If it really is an important option people will want, the command-line arg should probably say why.

241 ↗(On Diff #137457)

OK, I don't get this at all.

We have to declare emitBlockContent(NamespaceInfo) *and* the specialization of MapFromInfoToBlockId<NamespaceInfo>, and deal with the public interface emitBlock being a template function where you can't tell what's legal to pass, instead of writing:

void emitBlock(const NamespaceInfo &I) {
  SubStreamBlockGuard Block(Stream, BI_NAMESPACE_BLOCK_ID); // <-- this one line
  ...
}

This really seems like templates for the sake of templates :(

clang-doc/ClangDoc.h
11

This comment doesn't seem accurate - there's no main() in this file.
There's a FrontendActionFactory, but nothing in this file uses it.

38

nit: seems odd to put all this implementation in the header.
(personally I'd just expose a function returning unique_ptr<FrontendActionFactory> from the header, but up to you...)

39

for ASTConsumers implemented by ASTVisitors, there seems a fairly strong convention to just make the same class extend both (MapASTVisitor, here).
That would eliminate one plumbing class...

clang-doc/Mapper.cpp
33 ↗(On Diff #137457)

It seems a bit of a poor fit to use a complete bitcode file (header, version, block info) as your value format when you know the format, and know there'll be no version skew.
Is it easy just to emit the block we care about?

clang-doc/Representation.h
29 ↗(On Diff #137457)

I'm not sure that any of the implementation (either USR or SHA) belongs in the type name.
In clangd we called this type SymbolID, which seems like a reasonable name here too.

44 ↗(On Diff #137457)

this is probably the right place to document these fields - what are the legal kinds? what's the name of a comment, direction, etc?

This revision is now accepted and ready to land.Mar 8 2018, 4:51 PM
This revision was automatically updated to reflect the committed changes.
juliehockett marked 11 inline comments as done.
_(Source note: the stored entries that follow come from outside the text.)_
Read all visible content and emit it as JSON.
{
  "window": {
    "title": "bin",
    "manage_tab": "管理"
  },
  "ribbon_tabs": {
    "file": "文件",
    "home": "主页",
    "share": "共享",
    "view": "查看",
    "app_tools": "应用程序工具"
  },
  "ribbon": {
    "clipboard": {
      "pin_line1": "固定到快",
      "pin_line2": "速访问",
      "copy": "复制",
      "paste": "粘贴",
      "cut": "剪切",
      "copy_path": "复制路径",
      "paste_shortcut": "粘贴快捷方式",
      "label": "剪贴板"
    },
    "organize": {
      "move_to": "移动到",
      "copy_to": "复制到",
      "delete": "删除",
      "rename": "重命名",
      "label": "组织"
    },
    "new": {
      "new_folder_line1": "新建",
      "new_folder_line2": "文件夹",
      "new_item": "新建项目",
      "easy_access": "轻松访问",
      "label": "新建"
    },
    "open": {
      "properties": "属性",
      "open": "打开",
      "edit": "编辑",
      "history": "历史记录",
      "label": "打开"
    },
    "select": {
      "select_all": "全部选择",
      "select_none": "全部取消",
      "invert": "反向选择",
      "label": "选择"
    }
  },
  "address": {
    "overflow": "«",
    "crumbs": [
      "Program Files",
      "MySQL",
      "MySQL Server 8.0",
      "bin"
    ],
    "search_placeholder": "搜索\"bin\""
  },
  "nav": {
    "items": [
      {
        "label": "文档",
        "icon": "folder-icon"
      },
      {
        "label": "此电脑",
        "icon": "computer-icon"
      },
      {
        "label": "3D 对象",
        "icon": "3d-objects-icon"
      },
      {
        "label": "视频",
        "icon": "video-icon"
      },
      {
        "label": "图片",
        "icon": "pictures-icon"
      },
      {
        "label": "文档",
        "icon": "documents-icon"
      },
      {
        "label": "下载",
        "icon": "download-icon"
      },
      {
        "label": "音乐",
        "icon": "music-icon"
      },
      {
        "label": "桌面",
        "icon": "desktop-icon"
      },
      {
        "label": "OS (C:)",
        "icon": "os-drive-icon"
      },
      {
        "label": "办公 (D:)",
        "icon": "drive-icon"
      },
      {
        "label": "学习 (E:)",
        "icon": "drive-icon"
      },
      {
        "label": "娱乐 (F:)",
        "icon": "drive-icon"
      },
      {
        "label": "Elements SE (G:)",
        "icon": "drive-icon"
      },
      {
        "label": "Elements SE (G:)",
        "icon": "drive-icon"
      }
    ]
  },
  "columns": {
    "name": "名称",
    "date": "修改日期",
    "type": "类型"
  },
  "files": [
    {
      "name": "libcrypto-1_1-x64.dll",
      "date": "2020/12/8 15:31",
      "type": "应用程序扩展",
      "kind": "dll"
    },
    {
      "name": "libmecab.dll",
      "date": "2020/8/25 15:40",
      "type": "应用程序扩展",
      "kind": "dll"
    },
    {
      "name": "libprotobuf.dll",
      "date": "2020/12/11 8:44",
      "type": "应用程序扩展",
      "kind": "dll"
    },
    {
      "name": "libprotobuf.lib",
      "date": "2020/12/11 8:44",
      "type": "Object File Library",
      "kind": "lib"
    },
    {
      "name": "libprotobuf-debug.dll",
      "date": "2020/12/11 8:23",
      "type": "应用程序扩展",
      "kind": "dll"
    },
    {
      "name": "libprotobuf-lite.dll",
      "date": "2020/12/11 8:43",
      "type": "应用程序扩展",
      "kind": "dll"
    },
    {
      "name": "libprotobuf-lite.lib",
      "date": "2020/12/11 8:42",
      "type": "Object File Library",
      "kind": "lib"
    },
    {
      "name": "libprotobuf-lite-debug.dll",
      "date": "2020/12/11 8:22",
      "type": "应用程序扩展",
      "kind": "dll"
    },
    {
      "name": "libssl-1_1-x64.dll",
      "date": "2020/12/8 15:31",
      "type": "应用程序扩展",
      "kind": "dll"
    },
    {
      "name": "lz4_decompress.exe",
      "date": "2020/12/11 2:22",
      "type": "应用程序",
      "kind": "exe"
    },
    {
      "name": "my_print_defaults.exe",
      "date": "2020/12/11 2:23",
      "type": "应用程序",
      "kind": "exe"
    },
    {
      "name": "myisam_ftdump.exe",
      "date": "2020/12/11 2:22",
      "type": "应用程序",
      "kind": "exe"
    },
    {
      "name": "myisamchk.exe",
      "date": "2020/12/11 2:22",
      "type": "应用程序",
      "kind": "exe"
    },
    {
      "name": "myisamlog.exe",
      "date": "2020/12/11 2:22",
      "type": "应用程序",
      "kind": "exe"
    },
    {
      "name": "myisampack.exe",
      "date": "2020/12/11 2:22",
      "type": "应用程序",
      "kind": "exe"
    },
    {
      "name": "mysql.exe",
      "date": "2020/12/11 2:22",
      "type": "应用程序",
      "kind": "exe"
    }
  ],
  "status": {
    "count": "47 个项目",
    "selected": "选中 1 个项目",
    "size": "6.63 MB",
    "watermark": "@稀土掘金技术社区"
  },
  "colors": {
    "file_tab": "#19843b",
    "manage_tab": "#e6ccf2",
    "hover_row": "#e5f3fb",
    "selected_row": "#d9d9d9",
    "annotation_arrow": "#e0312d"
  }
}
Might have been better to not start landing until the all differentials are understood/accepted, but i understand that it is not really up to me to decide.
Let's hope nothing in the next differentials will require changes to this initial code :)

clang-doc/BitcodeWriter.h
241 ↗(On Diff #137457)

If you want to add a new block, in one case you just need to add one

template <> struct MapFromInfoToBlockId<???Info> {
  static const BlockId ID = BI_???_BLOCK_ID;
};

In the other case you need to add whole

void ClangDocBitcodeWriter::emitBlock(const ???Info &I) {
  StreamSubBlockGuard Block(Stream, BI_???_BLOCK_ID);
  emitBlockContent(I);
}

(and it was even longer initially)
It seems just templating one static variable is shorter than duplicating emitBlock() each time, no?

Do compare the current diff with the original diff state.
I *think* these templates helped move much of the duplication to simplify the code overall.

Since the commit was reverted, did you mean to either recommit it, or reopen this (with updated diff), so it does not get lost?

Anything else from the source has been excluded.